Hopefully this a short question.
$u(t)$ is the Unit step function or the Heaviside function. $a$>0
Solving using the basic definition, $$F[x(t)]=\int_{-\infty}^{\infty}e^{-at}u(t)e^{-iwt}$$ we get $$F[x(t)]=\frac{1}{iw+a}$$ If we were to start from the Fourier transform of $u(t)$ $$F[x(t)]=\frac{1}{iw}+\pi\delta(w)$$ and use the frequency shifting property of $F[e^{-at}x(t)]=X(iw+a)$, ($X(iw)$ is the FT of $x(t)$)
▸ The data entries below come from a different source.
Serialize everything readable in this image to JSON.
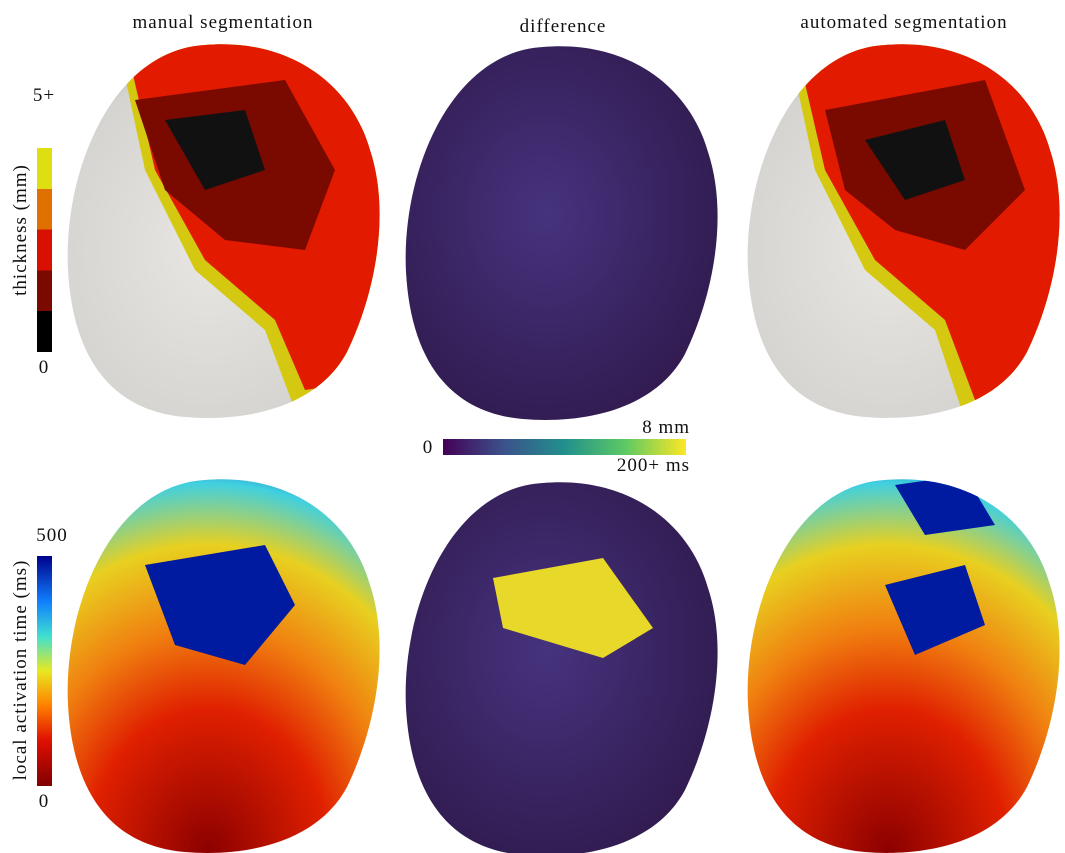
{
  "panels": {
    "titles": [
      "manual segmentation",
      "difference",
      "automated segmentation"
    ]
  },
  "thickness_colorbar": {
    "label": "thickness (mm)",
    "max_label": "5+",
    "min_label": "0"
  },
  "difference_colorbar": {
    "min_label": "0",
    "max_label_top": "8 mm",
    "max_label_bottom": "200+ ms"
  },
  "activation_colorbar": {
    "label": "local activation time (ms)",
    "max_label": "500",
    "min_label": "0"
  }
}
we get $$F[x(t)]=\frac{1}{iw+a}+\pi\delta(w+a)$$
I first assumed the discrepancy arose due to unwillingness to deal with delta functions in a common transform. but that does not really explain why i haven't seen it literally anywhere.
If there is a alternative explanation, please share.
Also this integral $F[x(t)]=\int_{-\infty}^{\infty}e^{at}u(t)e^{-iwt} dt$ does not exist for $a > 0$, so the transform doesn't exist as stated after that.
Please carefully examine your question and correct the errors.
– Andy Walls Nov 21 '24 at 04:01